I am I

What

“At 71 I asked, who am I? At 74, I am I."


I am I is a wall hanging tapestry, 6 ½ ft wide at the top, 3 ½ ft wide at the bottom, and 7 ft tall. It is made up of 97 individual quotes, each independently beaded.  It was completed over 3 years minus 3 days, begun when Nan was 71 years old.

Woven together , one individual word at a time, it comprises hundreds of thousands of beads: seed beads in 831 different colors as well as several thousand special beads, Swarovski and other crystals, and other decorative and memorial objects.  The beads are strung together by 2.2 miles of fishing line.

Each quote is decoratively strung together, word by word. and attached to Indian sari silk that is glued to elver netting (traditionally used by fishermen in Maine for catching tiny eels called “elvers”).  Safety pins, glue, duct tape, drapery rods, and sail halyard rope allow it to hang in four separate sections, appearing as one contiguous piece.

Why



"It’s like a spirit to me." 

This could be said about all of Nan's works, but especially so of I am I. All her work flows from what's going on in her world, interior and exterior. This one is of the interior. The creation of I am I was a process of self-exploration, a meditation on 70 years of lived life, from age 71-74 in colors and words, a three year long asking of the question, "Who am I?"

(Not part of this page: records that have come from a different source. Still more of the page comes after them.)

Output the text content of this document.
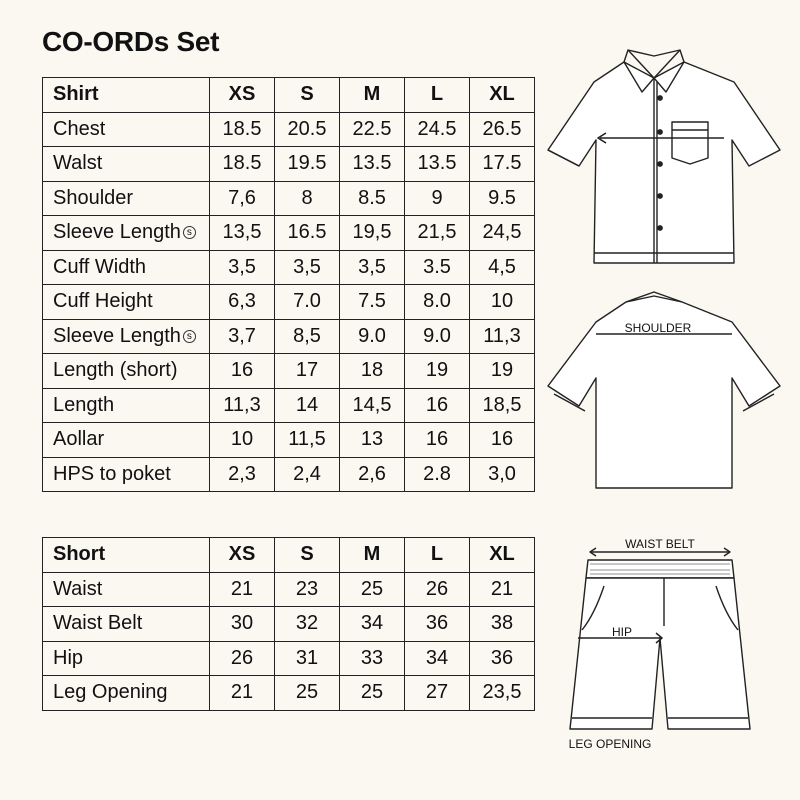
CO-ORDs Set
Shirt	XS	S	M	L	XL
Chest	18.5	20.5	22.5	24.5	26.5
Walst	18.5	19.5	13.5	13.5	17.5
Shoulder	7,6	8	8.5	9	9.5
Sleeve Length s	13,5	16.5	19,5	21,5	24,5
Cuff Width	3,5	3,5	3,5	3.5	4,5
Cuff Height	6,3	7.0	7.5	8.0	10
Sleeve Length s	3,7	8,5	9.0	9.0	11,3
Length (short)	16	17	18	19	19
Length	11,3	14	14,5	16	18,5
Aollar	10	11,5	13	16	16
HPS to poket	2,3	2,4	2,6	2.8	3,0
Short	XS	S	M	L	XL
Waist	21	23	25	26	21
Waist Belt	30	32	34	36	38
Hip	26	31	33	34	36
Leg Opening	21	25	25	27	23,5
SHOULDER
WAIST BELT
HIP
LEG OPENING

I am I was born of a desire for self-understanding, a desire to be known, a need to recognize and make concrete a sense of self value, by creating something of herself that could be shared. Being a lifelong lover of words, color, and texture, it was a natural medium to explore this question of identity, these three elements woven together in I am I.

Most simply put, "I just want someone to know I was here."  

How



“I keep the quotation in my mind as I work. I try to think about each word as I make it and what it might really mean in someone's life, and in my life.”

The raw materials of a word or a phrase and hundreds of colors arrayed in front of her, the process of bringing the right ones together is where the magic happens.  Each quote, as it was beaded, offered a unique moment of self-reflection and expression. When completed, it was then was set aside for the time being while the next one received the same attention.  The quotes needed to be paired with color choices. Nan felt her way through the choices of hue and tone as she mused on the quotes.

She soon realized that this was turning into an engineering project to pull them all together and hang them, just the sheer weight of the beads. It makes for quite a metaphor for our lives, stringing together the myriad thoughts, experiences, events, and people that have shaped us. With the steady ever-present help of her husband Tom, solutions were found and the quotes were stitched together and hung; becoming the kaleidoscope of color and words that it is today.

The Quotes



As she walks by the piece in her hallway she touches it, lingers over it for a moment. When asked which quotes stand out to her these days she replied:

"Acceptance isn't settling for less, acceptance leads to further movement, settling makes the other grass forever greener."
-The Artist

Take some time reading the quotes. One of the things Nan is most interested in for viewers of the piece is "Which quotes strike you?"